ただ、このように人の素晴らしさを認め、自分の力の無さを認め、それでも助けを得ることによって、自分が力を持つことへの怖れを受け入れることが可能になることも多いです。
*
内面的には、「力なき自分を責める気持ちを手放すこと」です。
とかく真面目な方、正義感が強い方、誰かを助けたい方、理不尽を正したい方ほど
「自分に力があれば・・・」
という悔しさを抱えがちなんです。
そもそもその気持ちは誰かを愛したい、与えたい気持ちなのでしょうね。
しかし、いつしか力なき自分を責め、嘆き続けているとしたら。
その結果、自分よりも力がある人、力がないのに平気な顔をしている人に強烈な怒り(嫉妬)が湧くのでしょう。
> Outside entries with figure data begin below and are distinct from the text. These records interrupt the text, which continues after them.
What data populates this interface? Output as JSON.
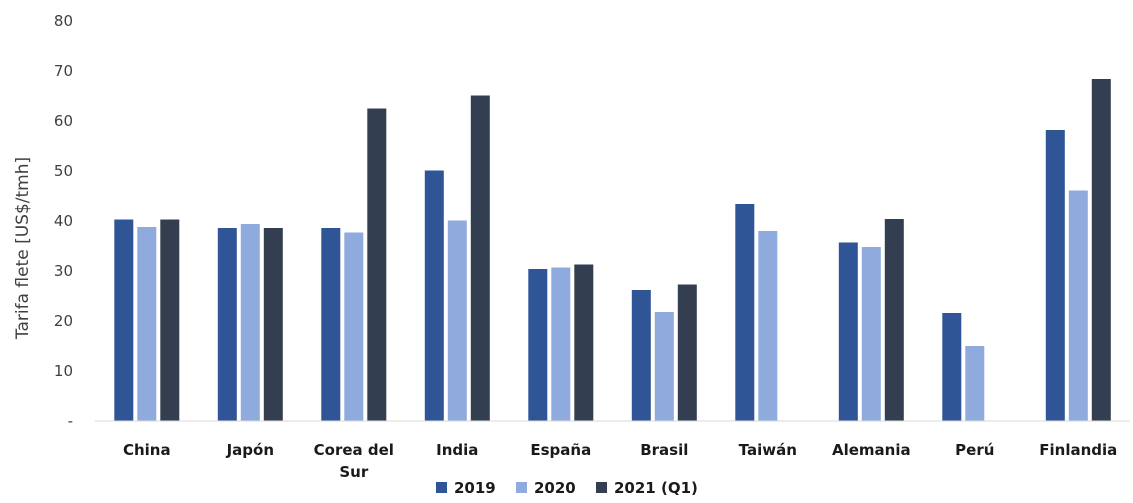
{
  "chart_data": {
    "type": "bar",
    "title": "",
    "ylabel": "Tarifa flete [US$/tmh]",
    "xlabel": "",
    "ylim": [
      0,
      80
    ],
    "yticks": [
      "-",
      "10",
      "20",
      "30",
      "40",
      "50",
      "60",
      "70",
      "80"
    ],
    "grid": false,
    "legend_position": "bottom",
    "categories": [
      "China",
      "Japón",
      "Corea del Sur",
      "India",
      "España",
      "Brasil",
      "Taiwán",
      "Alemania",
      "Perú",
      "Finlandia"
    ],
    "series": [
      {
        "name": "2019",
        "color": "#2f5597",
        "values": [
          40.3,
          38.6,
          38.6,
          50.1,
          30.4,
          26.2,
          43.4,
          35.7,
          21.6,
          58.2
        ]
      },
      {
        "name": "2020",
        "color": "#8faadc",
        "values": [
          38.8,
          39.4,
          37.7,
          40.1,
          30.7,
          21.8,
          38.0,
          34.8,
          15.0,
          46.1
        ]
      },
      {
        "name": "2021 (Q1)",
        "color": "#333f50",
        "values": [
          40.3,
          38.6,
          62.5,
          65.1,
          31.3,
          27.3,
          null,
          40.4,
          null,
          68.4
        ]
      }
    ]
  }
}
ただ、それは全てあなたの中にある力なき自分への攻撃のあらわれ、と言えるんですね。
だから、力なき自分を許して、今自分にできることに集中することがオススメなのです。
たとえ今の自分に十分な力がなくとも、それでもできることを続けることです。
すると、分かってくると思いますよ。
「人はそこまで自分に完璧さや力を求めていない。求めていたのは自分だ」とね。
最後に
若かりし頃、僕はがある仲間に言ってもらって目が冷めた言葉を書いて終わりにします。
「お前さぁ、いつも突っかかってくるし、自分をよく見せようとしてるやん。
ホントめんどくさいと思う。
そのままのお前でええのに。」
その仲間は僕の振る舞いを適当にあしらおうと思えばあしらえたはず。
だから、あえてそう言ってくれる仲間を持ったことが僕にとっての財産だったのですよね。